Был недалеко от наших мест превосходный бугор, словно обрезанный с двух сторон глубокими балками. Как раз к нему и подходили густые косяки красной рыбы…
Нет уж, вы не перебивайте. Знаю, что вы скажете — красная рыба косяками не ходит. Это не селедка. Правильно. Только отчасти. К этому бугру красная рыба приходила именно косяками, и такими густыми, какими ходит только селедка или хамса.
На несколько суток столько сюда осетров, севрюг и белуг и даже стерляди набивалось, что просто диву давались.
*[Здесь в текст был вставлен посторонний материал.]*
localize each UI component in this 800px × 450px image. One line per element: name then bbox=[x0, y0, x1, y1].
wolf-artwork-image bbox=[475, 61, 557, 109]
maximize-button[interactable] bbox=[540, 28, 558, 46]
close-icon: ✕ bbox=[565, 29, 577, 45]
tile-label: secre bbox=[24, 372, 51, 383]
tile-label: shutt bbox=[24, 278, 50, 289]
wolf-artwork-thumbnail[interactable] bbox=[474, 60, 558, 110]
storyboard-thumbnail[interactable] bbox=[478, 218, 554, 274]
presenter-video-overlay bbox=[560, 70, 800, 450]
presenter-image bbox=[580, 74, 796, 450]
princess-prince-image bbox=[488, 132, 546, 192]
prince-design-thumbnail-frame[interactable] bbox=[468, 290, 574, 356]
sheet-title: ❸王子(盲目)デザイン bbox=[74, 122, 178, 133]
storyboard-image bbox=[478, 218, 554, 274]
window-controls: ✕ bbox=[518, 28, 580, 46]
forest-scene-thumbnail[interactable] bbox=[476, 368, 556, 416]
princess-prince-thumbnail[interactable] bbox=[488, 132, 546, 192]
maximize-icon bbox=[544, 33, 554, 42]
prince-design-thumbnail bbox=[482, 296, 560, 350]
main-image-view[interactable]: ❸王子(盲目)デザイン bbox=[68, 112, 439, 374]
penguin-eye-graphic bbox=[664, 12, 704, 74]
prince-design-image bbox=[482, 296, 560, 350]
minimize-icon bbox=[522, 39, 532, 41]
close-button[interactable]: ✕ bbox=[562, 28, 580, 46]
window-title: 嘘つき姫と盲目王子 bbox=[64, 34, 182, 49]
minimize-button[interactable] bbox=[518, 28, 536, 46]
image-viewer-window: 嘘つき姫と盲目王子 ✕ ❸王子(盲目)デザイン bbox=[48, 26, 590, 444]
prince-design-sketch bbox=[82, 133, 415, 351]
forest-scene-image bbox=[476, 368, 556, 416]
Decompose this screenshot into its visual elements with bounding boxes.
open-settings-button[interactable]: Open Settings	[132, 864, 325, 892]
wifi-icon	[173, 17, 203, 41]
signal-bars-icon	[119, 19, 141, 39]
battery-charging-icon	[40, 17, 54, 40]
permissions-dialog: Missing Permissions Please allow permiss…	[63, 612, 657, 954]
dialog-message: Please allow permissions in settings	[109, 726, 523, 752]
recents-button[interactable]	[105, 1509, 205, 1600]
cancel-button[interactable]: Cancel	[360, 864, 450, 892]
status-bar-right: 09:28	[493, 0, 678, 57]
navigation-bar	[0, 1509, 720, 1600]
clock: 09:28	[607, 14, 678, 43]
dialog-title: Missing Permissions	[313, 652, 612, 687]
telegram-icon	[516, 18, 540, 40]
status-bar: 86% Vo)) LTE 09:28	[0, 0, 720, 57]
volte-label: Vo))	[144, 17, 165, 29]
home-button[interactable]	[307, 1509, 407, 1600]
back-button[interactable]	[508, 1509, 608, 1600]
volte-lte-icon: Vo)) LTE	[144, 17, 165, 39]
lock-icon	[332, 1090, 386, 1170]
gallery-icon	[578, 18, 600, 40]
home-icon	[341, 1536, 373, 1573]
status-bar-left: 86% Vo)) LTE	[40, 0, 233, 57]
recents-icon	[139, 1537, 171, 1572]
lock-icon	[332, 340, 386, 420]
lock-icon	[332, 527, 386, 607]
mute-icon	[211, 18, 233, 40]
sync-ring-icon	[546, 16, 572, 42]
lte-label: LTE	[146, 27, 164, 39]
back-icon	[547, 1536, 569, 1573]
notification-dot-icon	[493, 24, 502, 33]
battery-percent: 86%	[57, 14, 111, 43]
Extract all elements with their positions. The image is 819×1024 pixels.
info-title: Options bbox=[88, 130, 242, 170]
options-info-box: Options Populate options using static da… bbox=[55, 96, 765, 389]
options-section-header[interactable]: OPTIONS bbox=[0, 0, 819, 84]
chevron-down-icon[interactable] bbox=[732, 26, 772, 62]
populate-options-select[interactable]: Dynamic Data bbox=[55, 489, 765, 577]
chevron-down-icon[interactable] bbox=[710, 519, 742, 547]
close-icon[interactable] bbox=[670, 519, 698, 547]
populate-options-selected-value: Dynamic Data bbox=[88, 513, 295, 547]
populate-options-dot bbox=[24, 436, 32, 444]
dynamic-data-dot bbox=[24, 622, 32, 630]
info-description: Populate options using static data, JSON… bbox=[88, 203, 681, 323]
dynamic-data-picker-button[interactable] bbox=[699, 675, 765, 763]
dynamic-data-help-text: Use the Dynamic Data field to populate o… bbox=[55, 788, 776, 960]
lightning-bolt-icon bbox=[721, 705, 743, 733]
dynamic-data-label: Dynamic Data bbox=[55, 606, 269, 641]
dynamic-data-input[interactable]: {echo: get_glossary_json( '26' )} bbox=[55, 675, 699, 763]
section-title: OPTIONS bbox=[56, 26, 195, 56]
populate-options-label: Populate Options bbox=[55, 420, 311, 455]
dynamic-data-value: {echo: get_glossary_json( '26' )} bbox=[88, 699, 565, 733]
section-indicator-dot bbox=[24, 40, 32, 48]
Над заливом в эти дни и особенно ночи прямо-таки скрежет стоял, словно в первый, самый густой ледоход на реке, — с таким остервенением рыба терлась друг о друга своими костяными наростами. Вода становилась как перекипяченный калмыцкий чай, густой, темный, — ил со дна поднимался; куда ни глянь, везде мелькали рыбьи хвосты, как косые паруса маленьких рыбачьих байд. Повсюду торчали, нюхая наш необыкновенный воздух, колючие рыбьи носы.
От того необыкновенного рыбьего средоточия, костяного шуршания, всплесков, а может, и еще из-за чего-нибудь на душе было муторно, злобно и тоскливо. Хотелось словно бы вырваться из чего-то, уйти в совершенную неизвестность, но в какую-то такую, которую не то что знаешь, а как бы предугадываешь.
Под это костяное шуршание все время казалось, что и рыба тоскует и печалится оттого, что не дано ей выйти на берег, не дано подышать степным вперемешку с морским, необыкновенным воздухом, поползать, пошуршать шелковистым ковылем и горькой полынью.
Не знаю, как кому, но мне в такие годы — а они на моей памяти были всего раза три, не более — казалось, что рыба приходит в эти места не случайно, что ей надоело болтаться в сырой воде, а как выбраться на сухую землю, она не знает.
Вот в такие ее приходы и жирели местные рыбаки. Били они эту рыбу баграми, тянули руками, оглоушивали деревянными молотами, которыми лед для ледников колют, совершенно сатанея от крови, слизи и невиданного богатства. Но вот что удивительно — как ни жадничали, как ни лютовали, а все-таки почти никто больше двух дней такой бойни не выдерживал. Плевался в сердцах, ругался и решал: «Хай она сказится, и та рыба, и то богатство — совсем с ума спятить можно!»
В третий день рыба еще как бы толкалась, как бы раздумывала и осознавала, что на берег ей не выбраться, что необыкновенный воздух не для нее, и начинала медленно расходиться. После этого пропадала она надолго и ловилась в заливе, как всегда ловится. А в необыкновенные годы косячного хода вот как раз на таганрогском базаре икра и стояла кадками и макитрами.